Téléphonie Mobile .
Les trois opérateurs sont confrontés à une saturation
prochaine du marché, ce qui les pousse à s’intéresser
davantage aux services Internet sans fil. Mais la faible
croissance économique pose des obstacles.
Les limites de la nouvelle stratégie
«les
trois sociétés de télécom opérant sur le marché égyptien
envisagent un recul de l’augmentation des lignes de
téléphonie portable et compenseront cette baisse par un
accroissement des investissements relatifs au secteur de
l’Internet », assure Amr Al-Alfi, chef du département des
recherches auprès de la banque d’investissement CI Capital.

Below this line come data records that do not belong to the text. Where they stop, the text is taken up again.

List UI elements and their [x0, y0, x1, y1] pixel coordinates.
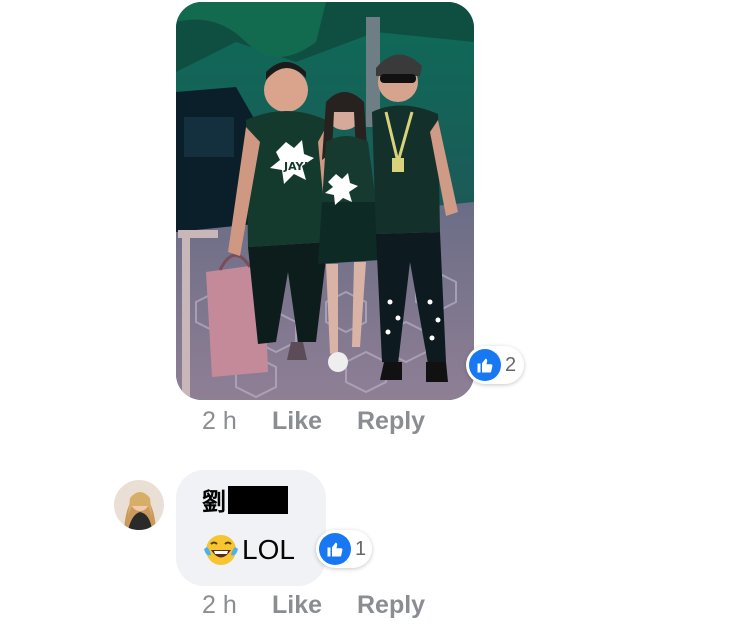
author-name[interactable]: 劉 — [202, 482, 226, 517]
like-button[interactable]: Like — [272, 407, 357, 436]
laughing-tears-emoji — [204, 535, 238, 565]
comment-message: LOL — [242, 534, 295, 565]
reply-button[interactable]: Reply — [357, 407, 425, 436]
avatar[interactable] — [114, 480, 164, 530]
comment-photo[interactable]: JAY! — [176, 2, 474, 400]
reaction-summary[interactable]: 1 — [316, 530, 372, 568]
comment-author[interactable]: 劉 — [202, 482, 288, 517]
comment-actions: 2 h Like Reply — [202, 591, 425, 620]
comment-actions: 2 h Like Reply — [202, 407, 425, 436]
photo-image: JAY! — [176, 2, 474, 400]
comment-timestamp: 2 h — [202, 407, 237, 435]
like-icon — [319, 533, 351, 565]
reply-button[interactable]: Reply — [357, 591, 425, 620]
reaction-count: 1 — [355, 537, 367, 560]
like-button[interactable]: Like — [272, 591, 357, 620]
reaction-summary[interactable]: 2 — [466, 346, 524, 384]
comment-text: LOL — [202, 531, 295, 569]
comment-timestamp: 2 h — [202, 591, 237, 619]
like-icon — [469, 349, 501, 381]
reaction-count: 2 — [505, 353, 517, 376]
redaction-box — [228, 485, 288, 514]
svg-text:JAY!: JAY! — [283, 160, 309, 173]
comment-thread: JAY! 2 2 h Like Reply 劉 LOL 1 2 h Like R… — [0, 0, 750, 626]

Mobinil, Vodafone et Etisalat font face à un ralentissement
dans la croissance des abonnés de portables. La croissance
sera égale à la moitié de celle enregistrée fin 2010.
Ahmad Adel, analyste financier auprès de Naeem Holding,
estime que le recul des abonnements est dû au ralentissement
de l’économie affectée par la révolution : « L’économie
égyptienne est désormais menacée par une récession qui peut
durer plus d’un an, faisant tomber le taux de croissance à
moins de 3 % selon les estimations du ministre des Finances,
Samir Radwan ». Selon le FMI, la croissance pourrait tomber
à moins de 1,5 %.
Le marché des abonnements GSM s’approche de la maturité. Il
atteindra un taux de pénétration de 100 % en 2013, contre 70
% fin 2010, soit 70,6 millions d’abonnés. « Cependant, cela
ne me préoccupe pas, car cette saturation est attendue et
normale. Ce qui est vraiment un sujet de préoccupation,
c’est de savoir comment les opérateurs mobiles seront en
mesure de limiter l’érosion des dépenses moyennes par
utilisateur », note Amr Al-Alfi. Les impacts sur les
opérateurs devraient rapidement se faire sentir, même s’ils
resteront limités.
Mohsen Adel, PDG de Pionners Investments, explique que la
seule solution pour sortir de cette « crise » est de se
diriger vers les services Internet. D’autant plus que la
révolution a eu des effets positifs sur ce secteur,
notamment à travers l’utilisation de plus en plus fréquente
de sites comme Facebook ou Twitter. Les smartphones, qui ont
fait récemment leur apparition en Egypte, sont en effet des
vecteurs importants de l’augmentation de l’utilisation
d’Internet. Encore onéreux et peu accessibles, ils devraient
cependant se généraliser d’ici quelques années.
Effets non négligeables
Le rapport du ministère des Télecommunications et des
Technologies de l’information, publié fin 2010, indique que
le nombre d’internautes a connu une hausse importante
atteignant 7,8 millions d’utilisateurs en 2010, contre 4,7
millions en 2009. La tendance n’est donc pas spécifiquement
liée à la révolution, même si celle-ci a eu des effets non
négligeables. Un autre rapport, issu de Naeem Holding,
prévoit que le nombre d’internautes atteindra 22 millions
fin 2012. Des prévisions qui encouragent les grands
opérateurs à invertir davantage sur ce marché en pleine
croissance et qui est loin d’avoir atteint son seuil maximal
de pénétration. Le succès des smartphones de par le monde
devrait bientôt se faire sentir en Egypte ... et le marché
est encore à prendre.
Pour Vodafone Misr, premier opérateur en nombre d’abonnés
(31,7 millions), 3 milliards de L.E. seront investies pour
moderniser ses réseaux et les rendre plus adaptés à la 3G :
l’Internet accessible depuis les téléphones portables.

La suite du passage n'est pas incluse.